İşte kentin şehir tarihine iz bırakan bu şehir tarihçileri aynı zamanda kentin gönüllü turizm elçileridir. Uzun soluklu yapmış olduğum çalışma ile şehir tarihçisi olarak 15 kişiyi tespit ettim. Kitabımın en başına kentimizin ilk şehir tarihçisi olan Abdurrahman Hibrî’yi sonuna da Dr. Ratip Kazancıgil’i koydum.
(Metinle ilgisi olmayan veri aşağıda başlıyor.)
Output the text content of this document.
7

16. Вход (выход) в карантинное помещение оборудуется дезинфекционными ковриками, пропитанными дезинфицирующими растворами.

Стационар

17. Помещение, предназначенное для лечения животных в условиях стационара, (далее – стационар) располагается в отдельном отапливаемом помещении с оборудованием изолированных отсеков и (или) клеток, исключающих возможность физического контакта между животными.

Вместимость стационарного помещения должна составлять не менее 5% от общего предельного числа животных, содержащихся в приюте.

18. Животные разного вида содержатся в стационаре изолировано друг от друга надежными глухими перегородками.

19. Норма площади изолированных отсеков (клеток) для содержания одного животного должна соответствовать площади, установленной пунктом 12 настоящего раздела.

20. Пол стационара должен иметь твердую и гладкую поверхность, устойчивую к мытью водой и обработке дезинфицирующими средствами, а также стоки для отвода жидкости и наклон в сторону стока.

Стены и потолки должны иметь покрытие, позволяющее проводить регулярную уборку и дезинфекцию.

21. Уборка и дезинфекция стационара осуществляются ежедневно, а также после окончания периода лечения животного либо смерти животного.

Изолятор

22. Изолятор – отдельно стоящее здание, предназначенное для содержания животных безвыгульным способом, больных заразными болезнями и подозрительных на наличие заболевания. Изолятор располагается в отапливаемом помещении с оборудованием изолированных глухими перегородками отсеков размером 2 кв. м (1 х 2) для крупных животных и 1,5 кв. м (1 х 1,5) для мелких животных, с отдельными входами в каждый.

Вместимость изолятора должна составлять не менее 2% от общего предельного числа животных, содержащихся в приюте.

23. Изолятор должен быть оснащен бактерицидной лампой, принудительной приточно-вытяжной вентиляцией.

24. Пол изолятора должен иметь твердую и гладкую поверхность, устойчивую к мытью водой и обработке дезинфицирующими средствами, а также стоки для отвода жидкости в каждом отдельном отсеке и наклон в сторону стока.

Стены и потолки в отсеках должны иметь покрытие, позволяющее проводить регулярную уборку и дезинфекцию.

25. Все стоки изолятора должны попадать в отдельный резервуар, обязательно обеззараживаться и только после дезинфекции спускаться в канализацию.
Bu iki şehir tarihçisi’nin arasına araştırmalarıyla girebilen tarihçi olarak; Abdurrahman Hibrî, Ahmet Bâdi Efendi, Ahmet Korkut, Ord. Prof. Dr. Ahmet Süheyl Ünver, Beşir Çelebi, Evliya Çelebi, Lady Montagu, Prof. Tayyib Gökbilgin, Mustafa Şevket Dağdeviren, Prof. Dr. Oktay Aslanapa, Osman Nuri Peremeci, Örfî Mahmud Ağa, Rakım Ertür, Yrd. Doç. Dr. Ratip Kazancıgil ve Tosyavizâde Dr.Rıfat Osman‘ı belirledim. Yapmış olduğum araştırma ve çalışmalarla tespit ettiğim bu kişilerin özgeçmiş ve eserlerine kitabımda ayrıntılı olarak yer verdim. Tabi ki bu çalışmamızı yaparken kentimiz ile ilgili çalışma yapan araştırmacılarımızı da unutmadım. Ayhan Tunca’nın Yöre Dergisi’ni yayınlayarak, Nilüfer Gökçe’nin rahmetli Dr. Ratip Kazancıgil ile birlikte yayınladıkları eserleri, Tayyip Yılmaz’ın objektifi ile ürettiği belgeleri, kent insanı ve yaşamını anı ve öykülerle kitaplaştıran Diş Tabibi Sayın Tekin Sayınbaş’ı unutamazdım. Bu isimleri de kentin araştırmacıları olarak kitabımızda yer verdim. Yerel araştırmacı olarak kent tarihine iz bırakan Oral Onur’da kitabımın da yer aldı. Bu kitapta şehir tarihçi ve araştırmacıların büyük emekler vererek yazılı kültür hayatımıza kazandırdığı toplam 119 eserinin içeriğini özetleyerek tanıtımını yaptım. Kitabın sonuna “Değerlendirme” başlığında kitabımla ilgili fikirlerimizi paylaştık. Şunu biliyordum; Nasıl ki insanların bir yaşam hikâyesi var ise kitapların da ortaya çıkış ve yaşam hikâyesi olduğunu. Bu gerçek ışığında bu kitabında çıkış amacı bulunmaktaydı. O da, Dr. Ratip Kazancıgil’in en büyük projelerinden biri olan “Edirne Şehir Tarihçileri ve Eserleri Müzesi”nin kuruluşuna temel oluşturmaktı. Hem kitabımı, hem de çıkış amacımızı Valimiz Sayın Ekrem Canalp ile Belediye Başkanımız Sayın Recep Gürkan’a ilettim.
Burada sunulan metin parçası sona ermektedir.